14. The system of claim 1 wherein said first detector and said second detector are configured so as to generate said RGB video image and said hyperspectral SWIR image simultaneously.

15. The system of claim 1 further comprising a means for geolocating an unknown target.

16. The system of claim 1 wherein said system is configured so as to generate at least one widefield SWIR hyperspectral image representative of a region of interest.

17. The system of claim 1 further comprising at least one of: a telescope optic, a zoom optic, a laser range finder, and combinations thereof.

18. The system of claim 1 further comprising a reference database comprising at least one reference data set, wherein each said reference data set is associated with a known target.

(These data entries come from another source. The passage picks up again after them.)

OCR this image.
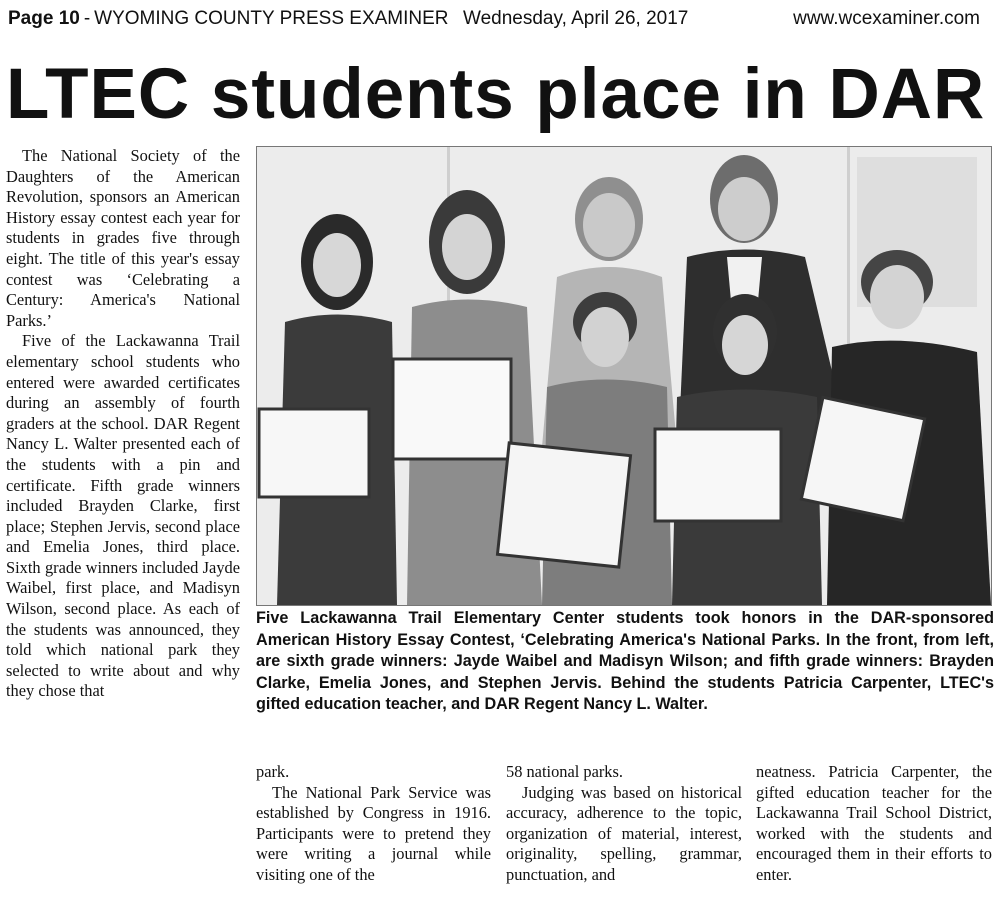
Page 10 - WYOMING COUNTY PRESS EXAMINER Wednesday, April 26, 2017	www.wcexaminer.com
LTEC students place in DAR

The National Society of the Daughters of the American Revolution, sponsors an American History essay contest each year for students in grades five through eight. The title of this year's essay contest was ‘Celebrating a Century: America's National Parks.’

Five of the Lackawanna Trail elementary school students who entered were awarded certificates during an assembly of fourth graders at the school. DAR Regent Nancy L. Walter presented each of the students with a pin and certificate. Fifth grade winners included Brayden Clarke, first place; Stephen Jervis, second place and Emelia Jones, third place. Sixth grade winners included Jayde Waibel, first place, and Madisyn Wilson, second place. As each of the students was announced, they told which national park they selected to write about and why they chose that

Five Lackawanna Trail Elementary Center students took honors in the DAR-sponsored American History Essay Contest, ‘Celebrating America's National Parks. In the front, from left, are sixth grade winners: Jayde Waibel and Madisyn Wilson; and fifth grade winners: Brayden Clarke, Emelia Jones, and Stephen Jervis. Behind the students Patricia Carpenter, LTEC's gifted education teacher, and DAR Regent Nancy L. Walter.

park.

The National Park Service was established by Congress in 1916. Participants were to pretend they were writing a journal while visiting one of the

58 national parks.

Judging was based on historical accuracy, adherence to the topic, organization of material, interest, originality, spelling, grammar, punctuation, and

neatness. Patricia Carpenter, the gifted education teacher for the Lackawanna Trail School District, worked with the students and encouraged them in their efforts to enter.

19. The system of claim 18 wherein at least one reference data set comprises at least one of: a spectrum associated with a known target, a spatially accurate wavelength resolved image associated with a known target, a hyperspectral image associated with a known target, and combinations thereof.

20. The system of claim 18 further comprising a means for comparing said hyperspectral SWIR image to at least one reference data set to thereby achieve at least one of: detection of an unknown target, identification of an unknown target, tracking of an unknown target, and combinations thereof.

21. The system of claim 1 wherein said unknown target comprises at least one of: disturbed earth, an explosive material, an explosive residue, a command wire, a concealment material, and combinations thereof.

22. The system of claim 1 wherein said unknown target comprises at least one of: a biological material, a chemical material, a hazardous material, a non-hazardous material, and combinations thereof.

23. The system of claim 1 further comprising a fiber array spectral translator device configured so as to pass said second plurality of interacted photons to said second detector.